This article may require copy editing for grammar, style, cohesion, tone, or spelling. (March 2024) |
The Epic of King Gesar (Tibetan: གླིང་གེ་སར།, Wylie: gling ge sar), also spelled Kesar (/ˈkɛzər, ˈkɛs-/) or Geser (especially in Mongolian contexts), is an epic from Tibet and Central Asia. It originally developed between 200 or 300 BCE and about 600 CE. Following this, folk balladeers continued to pass on the story orally; this enriched the plot and embellished the language. The story reached its final form and height of popularity in the early 12th century.
The epic relates the heroic deeds of the culture hero Gesar,[1] the fearless lord of the legendary kingdom of Ling (Wylie: gling). It is recorded variously in poetry and prose, through oral poetry performance, [2] and is sung widely throughout Central Asia and South Asia.

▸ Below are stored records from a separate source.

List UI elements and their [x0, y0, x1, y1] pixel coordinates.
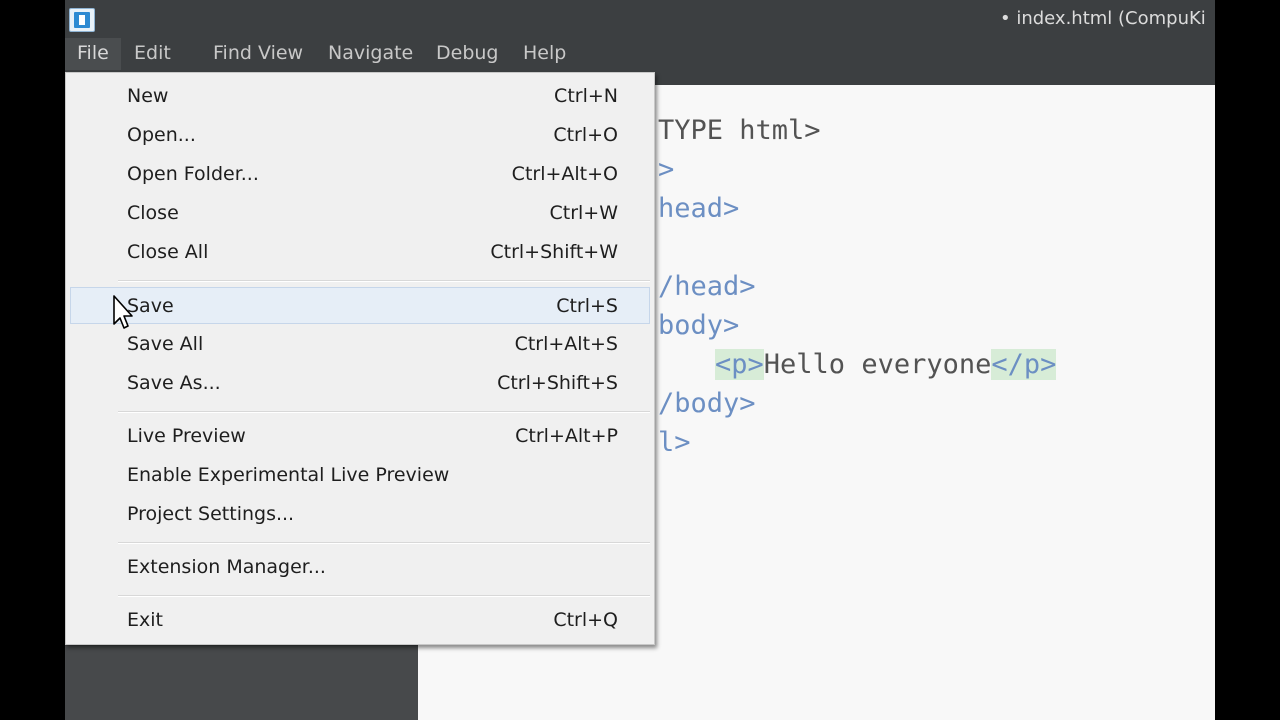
code-line-8: /body>: [658, 388, 756, 419]
open-p-tag: <p>: [715, 349, 764, 380]
menu-separator: [118, 595, 650, 597]
menu-separator: [118, 542, 650, 544]
window-title: • index.html (CompuKi: [1000, 8, 1206, 29]
menu-item-open[interactable]: Open... Ctrl+O: [70, 117, 650, 154]
sidebar: [65, 646, 418, 720]
menu-item-experimental-live-preview[interactable]: Enable Experimental Live Preview: [70, 457, 650, 494]
code-line-6: body>: [658, 310, 740, 341]
code-line-7: <p>Hello everyone</p>: [715, 347, 1057, 383]
menu-file[interactable]: File: [65, 38, 121, 70]
menu-help[interactable]: Help: [511, 38, 578, 70]
title-bar: • index.html (CompuKi: [65, 0, 1215, 38]
menu-item-project-settings[interactable]: Project Settings...: [70, 496, 650, 533]
menu-navigate[interactable]: Navigate: [316, 38, 425, 70]
mouse-pointer-icon: [113, 295, 133, 329]
menu-item-exit[interactable]: Exit Ctrl+Q: [70, 602, 650, 639]
code-line-9: l>: [658, 427, 691, 458]
code-line-2: >: [658, 154, 675, 185]
menu-item-save-as[interactable]: Save As... Ctrl+Shift+S: [70, 365, 650, 402]
code-line-1: TYPE html>: [658, 115, 821, 146]
menu-debug[interactable]: Debug: [424, 38, 510, 70]
close-p-tag: </p>: [991, 349, 1057, 380]
app-logo-icon: [69, 8, 95, 32]
menu-item-extension-manager[interactable]: Extension Manager...: [70, 549, 650, 586]
menu-item-open-folder[interactable]: Open Folder... Ctrl+Alt+O: [70, 156, 650, 193]
menu-item-close[interactable]: Close Ctrl+W: [70, 195, 650, 232]
paragraph-text: Hello everyone: [763, 349, 992, 380]
menu-view[interactable]: View: [246, 38, 315, 70]
code-line-3: head>: [658, 193, 740, 224]
file-menu-dropdown: New Ctrl+N Open... Ctrl+O Open Folder...…: [65, 72, 655, 645]
code-line-5: /head>: [658, 271, 756, 302]
menu-edit[interactable]: Edit: [122, 38, 183, 70]
menu-separator: [118, 411, 650, 413]
menu-item-save-all[interactable]: Save All Ctrl+Alt+S: [70, 326, 650, 363]
menu-separator: [118, 280, 650, 282]
menu-bar: File Edit Find View Navigate Debug Help: [65, 38, 1215, 72]
menu-item-live-preview[interactable]: Live Preview Ctrl+Alt+P: [70, 418, 650, 455]
menu-item-close-all[interactable]: Close All Ctrl+Shift+W: [70, 234, 650, 271]
menu-item-new[interactable]: New Ctrl+N: [70, 78, 650, 115]
menu-item-save[interactable]: Save Ctrl+S: [70, 287, 650, 324]
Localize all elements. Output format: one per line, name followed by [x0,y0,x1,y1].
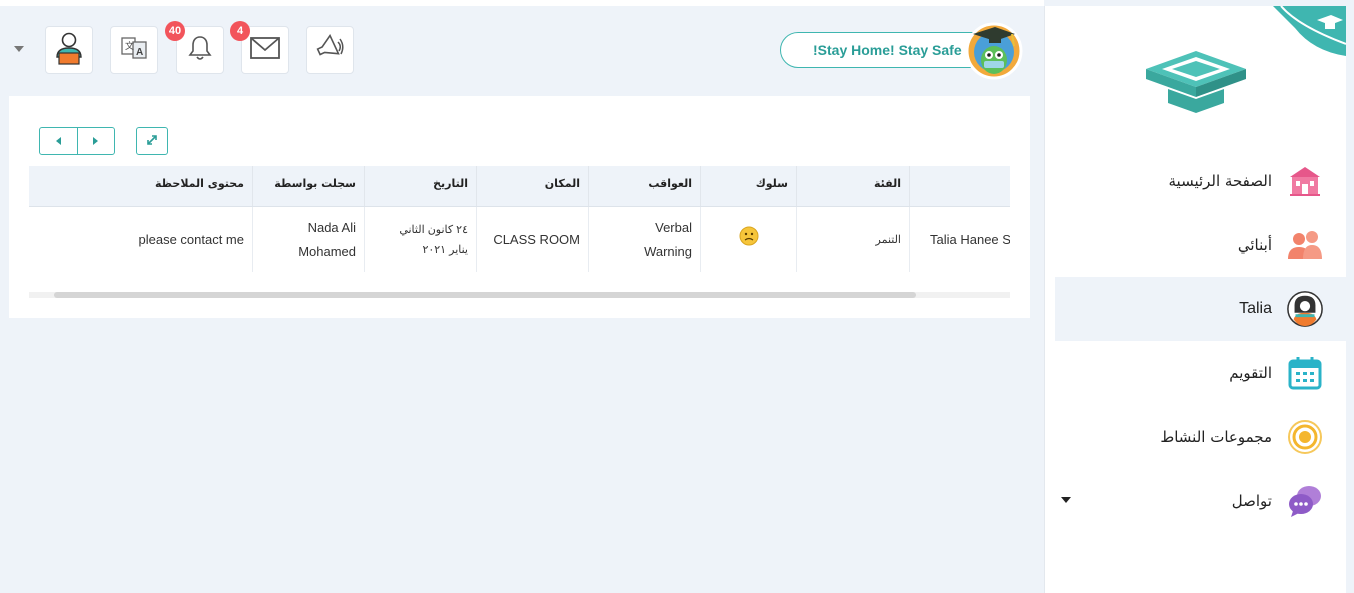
column-header-consequences: العواقب [588,166,700,206]
date-line-1: ٢٤ كانون الثاني [399,223,468,236]
table-scroll-controls [39,127,115,155]
messages-button[interactable]: 4 [230,21,289,74]
mail-icon [250,37,280,63]
table-header: الفئة سلوك العواقب المكان التاريخ سجلت ب… [29,166,1010,207]
children-icon [1286,226,1324,264]
column-header-recorded-by: سجلت بواسطة [252,166,364,206]
svg-text:文: 文 [125,40,134,52]
date-line-2: يناير ٢٠٢١ [422,243,468,256]
arrow-left-icon [55,137,61,145]
caret-down-icon[interactable] [14,46,24,52]
sidebar-item-talia[interactable]: Talia [1055,277,1346,341]
sidebar-item-label: Talia [1239,300,1272,317]
column-header-place: المكان [476,166,588,206]
cell-behavior [700,207,796,272]
sidebar-item-label: مجموعات النشاط [1160,428,1272,446]
top-border [0,0,1044,6]
chat-bubbles-icon [1286,482,1324,520]
scroll-left-button[interactable] [40,128,77,154]
sidebar-item-label: أبنائي [1237,236,1272,254]
sad-face-icon [739,226,759,254]
column-header-behavior: سلوك [700,166,796,206]
announcements-button[interactable] [306,26,354,74]
sidebar-item-home[interactable]: الصفحة الرئيسية [1055,149,1346,213]
translate-button[interactable]: A 文 [110,26,158,74]
column-header-category: الفئة [796,166,909,206]
mascot-avatar-icon[interactable] [965,22,1023,80]
recorded-by-text: Nada Ali Mohamed [298,219,356,259]
column-header-note: محتوى الملاحظة [155,177,244,190]
user-profile-icon [54,31,84,69]
expand-button[interactable] [136,127,168,155]
sidebar-item-label: الصفحة الرئيسية [1168,172,1273,190]
profile-button[interactable] [45,26,93,74]
school-logo-icon[interactable] [1140,45,1252,117]
consequence-text: Verbal Warning [644,219,692,259]
cell-recorded-by: Nada Ali Mohamed [252,207,364,272]
horizontal-scrollbar[interactable] [29,292,1010,298]
bell-icon [187,34,213,66]
translate-icon: A 文 [120,34,148,66]
sidebar-item-communication[interactable]: تواصل [1055,469,1346,533]
cell-note: please contact me [138,231,244,247]
school-building-icon [1286,162,1324,200]
behavior-table: الفئة سلوك العواقب المكان التاريخ سجلت ب… [29,166,1010,272]
cell-student: Talia Hanee S [909,207,1010,272]
expand-icon [145,132,159,151]
megaphone-icon [315,33,345,66]
column-header-student [909,166,1010,206]
sidebar-item-activity-groups[interactable]: مجموعات النشاط [1055,405,1346,469]
student-avatar-icon [1286,290,1324,328]
cell-place: CLASS ROOM [476,207,588,272]
scrollbar-thumb[interactable] [54,292,916,298]
cell-category: التنمر [796,207,909,272]
notifications-badge: 40 [165,21,185,41]
arrow-right-icon [93,137,99,145]
table-row[interactable]: Talia Hanee S التنمر Verbal Warning CLAS… [29,207,1010,272]
caret-down-icon[interactable] [1061,497,1071,503]
sidebar-item-label: تواصل [1231,492,1272,510]
activity-target-icon [1286,418,1324,456]
svg-text:A: A [136,47,143,58]
notifications-button[interactable]: 40 [165,21,224,74]
column-header-date: التاريخ [364,166,476,206]
cell-date: ٢٤ كانون الثاني يناير ٢٠٢١ [364,207,476,272]
messages-badge: 4 [230,21,250,41]
behavior-card: الفئة سلوك العواقب المكان التاريخ سجلت ب… [9,96,1030,318]
sidebar-item-calendar[interactable]: التقويم [1055,341,1346,405]
window-edge [1346,6,1354,593]
sidebar-item-children[interactable]: أبنائي [1055,213,1346,277]
cell-consequence: Verbal Warning [588,207,700,272]
corner-logo-icon [1273,5,1347,56]
sidebar-item-label: التقويم [1229,364,1272,382]
scroll-right-button[interactable] [76,128,115,154]
calendar-icon [1286,354,1324,392]
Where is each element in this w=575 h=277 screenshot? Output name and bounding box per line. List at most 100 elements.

Its classic version is found in central Tibet.[3]
Some 100 bards of this epic (Wylie: sgrung, "tale")[4] are still active today in the Gesar belt of China.[5] Tibetan, Mongolian, Buryat, Balti, Ladakhi, and Monguor singers maintain the oral tradition, and the epic has attracted intense scholarly curiosity as one of the few oral epic traditions to survive as a performing art. Yugur[6] and Salar[7] versions of the epic are also recorded among the Balti of Baltistan, the Burusho people of Hunza and Gilgit,[6] and the Kalmyk and Ladakhi people[8][9] in Nepal, and among various Altai, Turkic, and Tungus tribes.[10] The first printed version was a Mongolian text published in Beijing in 1716.[11]
There is a very large body of versions, each with many variants, reputed by some to be the longest in the world.[4] Although there is no one definitive text, the Chinese compilation of its Tibetan versions so far has filled some 120 volumes; it consists of more than one million verses[4] divided into 29 "chapters".[12] Western calculations speak of more than 50 different books edited so far in China, India, and Tibet.[4]